The dust settles, and the post-election mood of existential seriousness takes over. Let us say the ruling regime wins, and the masses return to their everyday lives. The rich and famous are content. The Ethiopian poors are not. The ruling regime rejoices from dusk to dawn. The poors glare at the rude buildings; the ill managed highways. Nothing in their lives has changed and is likely to change.
They sit at filthy alleys nursing sickly tomatoes and rotten onions, all day long. At the end of a miserable day they walk home past dead dogs and cats to their tin houses, which they share with five people or more. Upon entering a baby is crying her lungs out, a frustrated mother is shouting, teenagers are trying to sleep with empty stomachs, and miserably failing.
They wake up and stare at the stars outside, listening to the bitter cries of a prostitute, and a thief, who had just run with all the money, she earned for the day.
Time passes by and the poor are frustrated, so they begin to organize themselves. Participatory democracy begins exactly here. Soon deliberative democracy guides the paths of participation.
This time the masses are determined to change their life chances by any means necessary, and that participation and deliberation are now more than ever necessary. Political action invades the public sphere of Ethiopian life. Neighborhoods congregate every single day and night and publicly voice their concerns, that they are permanently unemployed, those who are employed are underpaid, food and clothing are unaffordable, and yet the ruling regime boasts two digit growth, but there is no connection between the figures and their life chance, that injustices and corruption are rampant.
The masses listen and they deliberate about what they must do. Some propose uprisings. Others propose massive hunger strike. A few want to march to the palace and storm in, if they must. Individuals are upset and are willing to die for regime change. The citizens are now fully exercising their deliberative power via participation. They say to one another that that they should patiently fight for their rights to the bitter end, and that this time they are not going to take no for an answer. They are going to stay on the participatory path and pass it on to schools, hospitals, clinics, work places, and to wherever space there are people.
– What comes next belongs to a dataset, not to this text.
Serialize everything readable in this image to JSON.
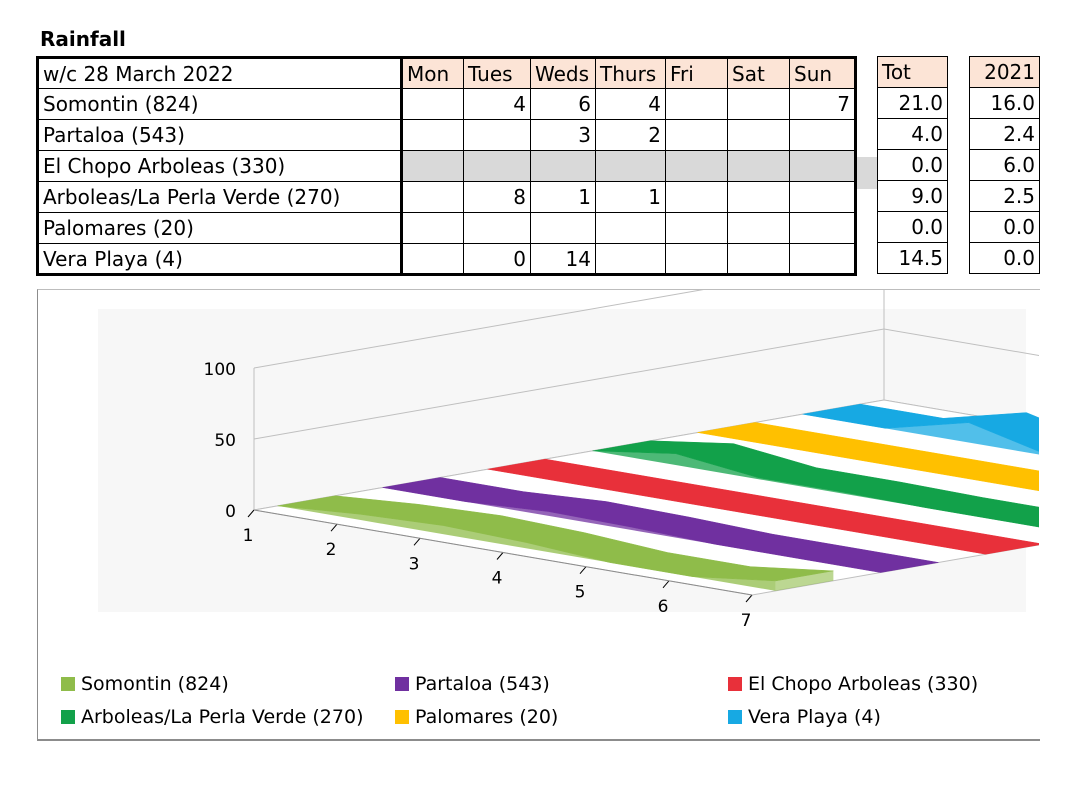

It is in this way that participatory democracy in concert with deliberative democracy serves the interests of the people. It is they who must change their life chance, it is they who must tell, those whom they elect to organize their interests, what they must do, and how they should do it.
The contemporary Ethiopia of Birtukan’s generation must use participation and deliberation to change the Ethiopian condition, and ones the condition is changed, Ethiopia then can become a participatory and deliberative democracy, simultaneously and set an example for the African condition.